# So. Cal Swap Free Long Beach



## markivpedalpusher (Apr 8, 2009)

*Cyclone Coaster* presents it's 2nd annual free bicycle swap at the Pike Restaurant in Long Beach. Free to buy and sell!


----------



## old hotrod (Apr 11, 2009)

Bump to the top...


----------



## HB Ballooner (Apr 16, 2009)

Long Beach Grand Prix that weekend also :eek:   going to be a ZOO in and around that area...... 

Mark


----------



## markivpedalpusher (Apr 16, 2009)

True but ok at the Pike come early


----------



## HB Ballooner (Apr 16, 2009)

I plan on dropping by......lookin for some Flying Ace parts


----------



## lobsterboyx (Apr 19, 2009)

i just want to say thanks to the guys that helped me with my 35 hawthorne! i wish i had had a bit more money so i could have scored that seat!

it was nice to meet you guys

my girlfriend commented "it seems like they liked your bike more than you"

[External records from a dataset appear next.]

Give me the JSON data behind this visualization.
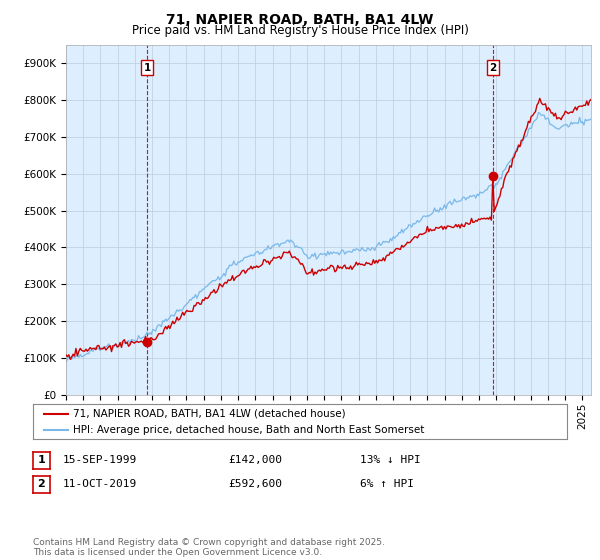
{
  "title": "71, NAPIER ROAD, BATH, BA1 4LW",
  "subtitle": "Price paid vs. HM Land Registry's House Price Index (HPI)",
  "ylim": [
    0,
    950000
  ],
  "yticks": [
    0,
    100000,
    200000,
    300000,
    400000,
    500000,
    600000,
    700000,
    800000,
    900000
  ],
  "ytick_labels": [
    "£0",
    "£100K",
    "£200K",
    "£300K",
    "£400K",
    "£500K",
    "£600K",
    "£700K",
    "£800K",
    "£900K"
  ],
  "hpi_color": "#7ab8e8",
  "price_color": "#cc0000",
  "vline_color": "#cc0000",
  "plot_bg_color": "#ddeeff",
  "background_color": "#ffffff",
  "grid_color": "#bbccdd",
  "transaction1": {
    "date": "15-SEP-1999",
    "price": 142000,
    "price_str": "£142,000",
    "label": "13% ↓ HPI",
    "num": "1",
    "year": 1999.708
  },
  "transaction2": {
    "date": "11-OCT-2019",
    "price": 592600,
    "price_str": "£592,600",
    "label": "6% ↑ HPI",
    "num": "2",
    "year": 2019.792
  },
  "legend_entry1": "71, NAPIER ROAD, BATH, BA1 4LW (detached house)",
  "legend_entry2": "HPI: Average price, detached house, Bath and North East Somerset",
  "footer": "Contains HM Land Registry data © Crown copyright and database right 2025.\nThis data is licensed under the Open Government Licence v3.0.",
  "title_fontsize": 10,
  "subtitle_fontsize": 8.5,
  "tick_fontsize": 7.5,
  "legend_fontsize": 7.5,
  "footer_fontsize": 6.5
}
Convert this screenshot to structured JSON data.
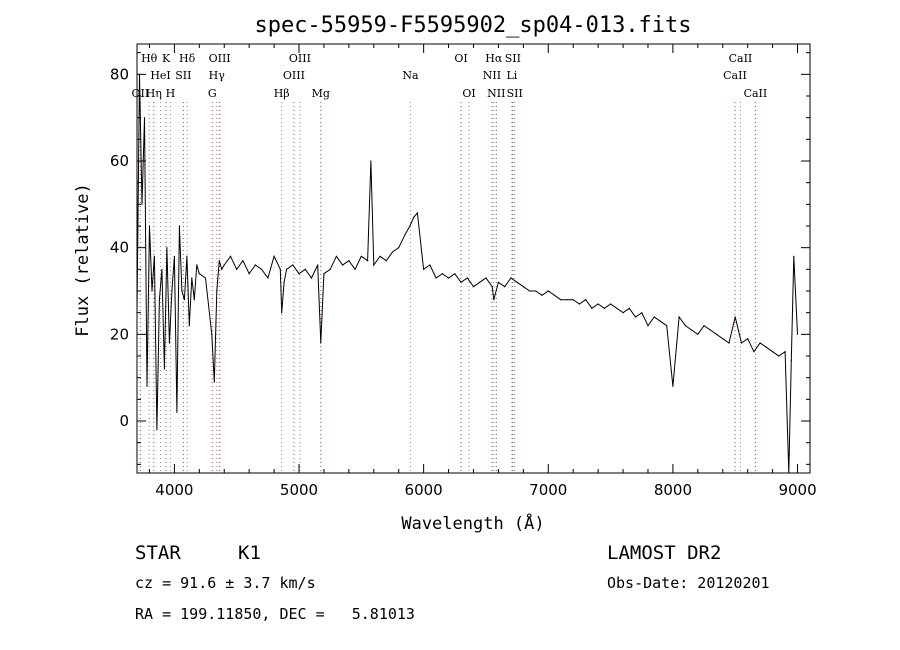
{
  "chart_data": {
    "type": "line",
    "title": "spec-55959-F5595902_sp04-013.fits",
    "xlabel": "Wavelength (Å)",
    "ylabel": "Flux (relative)",
    "xlim": [
      3700,
      9100
    ],
    "ylim": [
      -12,
      87
    ],
    "xticks": [
      4000,
      5000,
      6000,
      7000,
      8000,
      9000
    ],
    "yticks": [
      0,
      20,
      40,
      60,
      80
    ],
    "grid": false,
    "series": [
      {
        "color": "#000000",
        "x": [
          3700,
          3720,
          3740,
          3760,
          3780,
          3800,
          3820,
          3840,
          3860,
          3880,
          3900,
          3920,
          3940,
          3960,
          3980,
          4000,
          4020,
          4040,
          4060,
          4080,
          4100,
          4120,
          4140,
          4160,
          4180,
          4200,
          4250,
          4300,
          4320,
          4340,
          4360,
          4380,
          4400,
          4450,
          4500,
          4550,
          4600,
          4650,
          4700,
          4750,
          4800,
          4850,
          4861,
          4880,
          4900,
          4950,
          5000,
          5050,
          5100,
          5150,
          5175,
          5200,
          5250,
          5300,
          5350,
          5400,
          5450,
          5500,
          5550,
          5577,
          5600,
          5650,
          5700,
          5750,
          5800,
          5850,
          5890,
          5920,
          5950,
          6000,
          6050,
          6100,
          6150,
          6200,
          6250,
          6300,
          6350,
          6400,
          6450,
          6500,
          6550,
          6563,
          6600,
          6650,
          6700,
          6750,
          6800,
          6850,
          6900,
          6950,
          7000,
          7050,
          7100,
          7150,
          7200,
          7250,
          7300,
          7350,
          7400,
          7450,
          7500,
          7550,
          7600,
          7650,
          7700,
          7750,
          7800,
          7850,
          7900,
          7950,
          8000,
          8050,
          8100,
          8150,
          8200,
          8250,
          8300,
          8350,
          8400,
          8450,
          8500,
          8550,
          8600,
          8650,
          8700,
          8750,
          8800,
          8850,
          8900,
          8930,
          8950,
          8970,
          9000
        ],
        "values": [
          25,
          80,
          50,
          70,
          8,
          45,
          30,
          38,
          -2,
          28,
          35,
          12,
          40,
          18,
          30,
          38,
          2,
          45,
          30,
          28,
          38,
          22,
          33,
          28,
          36,
          34,
          33,
          20,
          9,
          30,
          37,
          35,
          36,
          38,
          35,
          37,
          34,
          36,
          35,
          33,
          38,
          35,
          25,
          32,
          35,
          36,
          34,
          35,
          33,
          36,
          18,
          34,
          35,
          38,
          36,
          37,
          35,
          38,
          37,
          60,
          36,
          38,
          37,
          39,
          40,
          43,
          45,
          47,
          48,
          35,
          36,
          33,
          34,
          33,
          34,
          32,
          33,
          31,
          32,
          33,
          31,
          28,
          32,
          31,
          33,
          32,
          31,
          30,
          30,
          29,
          30,
          29,
          28,
          28,
          28,
          27,
          28,
          26,
          27,
          26,
          27,
          26,
          25,
          26,
          24,
          25,
          22,
          24,
          23,
          22,
          8,
          24,
          22,
          21,
          20,
          22,
          21,
          20,
          19,
          18,
          24,
          18,
          19,
          16,
          18,
          17,
          16,
          15,
          16,
          -12,
          14,
          38,
          20
        ]
      }
    ],
    "lines": [
      {
        "name": "OII",
        "x": 3727,
        "row": 2
      },
      {
        "name": "Hθ",
        "x": 3798,
        "row": 0
      },
      {
        "name": "Hη",
        "x": 3835,
        "row": 2
      },
      {
        "name": "HeI",
        "x": 3889,
        "row": 1
      },
      {
        "name": "K",
        "x": 3934,
        "row": 0
      },
      {
        "name": "H",
        "x": 3968,
        "row": 2
      },
      {
        "name": "SII",
        "x": 4072,
        "row": 1
      },
      {
        "name": "Hδ",
        "x": 4102,
        "row": 0
      },
      {
        "name": "G",
        "x": 4304,
        "row": 2
      },
      {
        "name": "Hγ",
        "x": 4340,
        "row": 1
      },
      {
        "name": "OIII",
        "x": 4363,
        "row": 0
      },
      {
        "name": "Hβ",
        "x": 4861,
        "row": 2
      },
      {
        "name": "OIII",
        "x": 4959,
        "row": 1
      },
      {
        "name": "OIII",
        "x": 5007,
        "row": 0
      },
      {
        "name": "Mg",
        "x": 5175,
        "row": 2
      },
      {
        "name": "Na",
        "x": 5894,
        "row": 1
      },
      {
        "name": "OI",
        "x": 6300,
        "row": 0
      },
      {
        "name": "OI",
        "x": 6364,
        "row": 2
      },
      {
        "name": "NII",
        "x": 6548,
        "row": 1
      },
      {
        "name": "Hα",
        "x": 6563,
        "row": 0
      },
      {
        "name": "NII",
        "x": 6583,
        "row": 2
      },
      {
        "name": "Li",
        "x": 6708,
        "row": 1
      },
      {
        "name": "SII",
        "x": 6716,
        "row": 0
      },
      {
        "name": "SII",
        "x": 6731,
        "row": 2
      },
      {
        "name": "CaII",
        "x": 8498,
        "row": 1
      },
      {
        "name": "CaII",
        "x": 8542,
        "row": 0
      },
      {
        "name": "CaII",
        "x": 8662,
        "row": 2
      }
    ]
  },
  "info": {
    "class_label": "STAR",
    "subclass": "K1",
    "survey": "LAMOST DR2",
    "cz": "cz = 91.6 ± 3.7 km/s",
    "obs_date": "Obs-Date: 20120201",
    "coords": "RA = 199.11850, DEC =   5.81013"
  },
  "colors": {
    "ink": "#000000",
    "background": "#ffffff",
    "line_marker_red": "#cc3333",
    "line_marker_grey": "#888888"
  }
}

its to be expected! but thanks again!


----------



## AntonyR (Apr 20, 2009)

lobsterboyx said:


> i just want to say thanks to the guys that helped me with my 35 hawthorne! i wish i had had a bit more money so i could have scored that seat!
> 
> it was nice to meet you guys
> 
> ...



Yeah, I liked your bike better too. (kidding)
If you need advice on getting that hub together right, let me know. 
-Put some shag carpeting or something on that seat pan...


----------